O que não se põe em dúvida é que, de fato, a mulher tem muito mais disposição para falar do que o homem. Ninguém melhor do que quem teve um casal de filhos para constatar isso, como eu próprio. Minha filha Gisele começou a falar antes de completar um ano! Aos dois, já dominava um vasto vocabulário. Certa feita, quando estava com dois anos e meio, ela e minha mulher me acompanharam a Agudos, onde eu fora proferir uma palestra. Ficamos hospedados em uma casa. À tarde, Tereza foi dar banho na menina, em uma banheira branca, que tornava a água bem clara, transparente. Gisele então disse, com todas as letras: “Olhe, mamãe, esta água não tem poluição”. A dona da casa, admirada, perguntou-lhe: “Você sabe o que é poluição, menininha? ”, ao que ela, com naturalidade, respondeu: “Sim, poluição é detrito, é sujeira na água!” Pronto. Bastou para que ela chamasse as filhas e ficassem conversando com ela como se fosse gente grande! Já o Ricardo... com mais de dois anos ainda não falava a não ser umas poucas palavras (hoje, em compensação, fala tanto que resolveu entrar na política, e é pré-candidato a deputado estadual).

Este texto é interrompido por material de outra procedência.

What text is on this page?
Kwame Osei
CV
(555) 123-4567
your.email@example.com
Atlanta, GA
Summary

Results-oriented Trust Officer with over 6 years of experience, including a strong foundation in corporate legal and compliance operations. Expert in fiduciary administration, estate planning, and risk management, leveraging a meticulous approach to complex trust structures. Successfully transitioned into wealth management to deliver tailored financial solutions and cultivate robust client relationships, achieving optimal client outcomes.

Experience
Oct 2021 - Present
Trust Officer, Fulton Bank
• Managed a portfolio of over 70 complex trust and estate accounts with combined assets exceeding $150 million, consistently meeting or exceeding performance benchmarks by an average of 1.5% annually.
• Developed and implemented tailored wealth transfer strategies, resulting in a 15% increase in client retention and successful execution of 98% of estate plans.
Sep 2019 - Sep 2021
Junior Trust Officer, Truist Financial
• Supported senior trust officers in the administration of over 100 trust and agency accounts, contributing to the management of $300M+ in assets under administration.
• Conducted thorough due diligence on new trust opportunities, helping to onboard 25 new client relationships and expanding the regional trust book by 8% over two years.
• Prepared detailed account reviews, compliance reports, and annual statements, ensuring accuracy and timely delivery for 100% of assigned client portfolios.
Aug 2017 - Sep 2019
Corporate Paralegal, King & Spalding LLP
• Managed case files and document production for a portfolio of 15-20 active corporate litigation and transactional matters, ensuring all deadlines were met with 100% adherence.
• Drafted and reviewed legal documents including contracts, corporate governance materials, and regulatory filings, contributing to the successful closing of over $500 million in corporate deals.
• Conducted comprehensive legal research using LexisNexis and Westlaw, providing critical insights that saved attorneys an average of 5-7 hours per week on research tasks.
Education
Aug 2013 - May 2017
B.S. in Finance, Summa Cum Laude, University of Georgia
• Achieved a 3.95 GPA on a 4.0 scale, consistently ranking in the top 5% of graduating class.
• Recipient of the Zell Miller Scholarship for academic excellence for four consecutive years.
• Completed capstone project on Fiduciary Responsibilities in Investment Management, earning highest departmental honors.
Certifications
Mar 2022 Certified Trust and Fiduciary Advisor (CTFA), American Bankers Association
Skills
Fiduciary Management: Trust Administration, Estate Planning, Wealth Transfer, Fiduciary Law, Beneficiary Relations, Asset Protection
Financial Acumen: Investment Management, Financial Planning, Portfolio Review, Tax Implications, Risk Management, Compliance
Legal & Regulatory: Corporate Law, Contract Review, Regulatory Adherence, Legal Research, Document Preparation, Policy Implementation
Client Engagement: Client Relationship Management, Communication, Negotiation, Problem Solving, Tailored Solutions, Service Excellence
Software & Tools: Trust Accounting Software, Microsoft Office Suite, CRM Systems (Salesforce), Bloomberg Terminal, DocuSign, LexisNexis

Mas voltemos ao casal às turras.

Tendo sono pesado, e precisando levantar bem cedo no dia seguinte – mas sem querer “dar o braço a torcer” e falar com a mulher – escreveu numa folha de papel, e colocou no criado mudo, do lado dela: “Tenho compromisso sério amanhã cedo; me acorde às 6 horas”. (Assim seco, bem em “homines”, sem por favor, bjs. nem nada...). Dormiu tranquilo, nádegas opostas. Foi acordado por uma luz que entrava pela fresta da janela. Deu um pulo, olhou no relógio: 9 horas!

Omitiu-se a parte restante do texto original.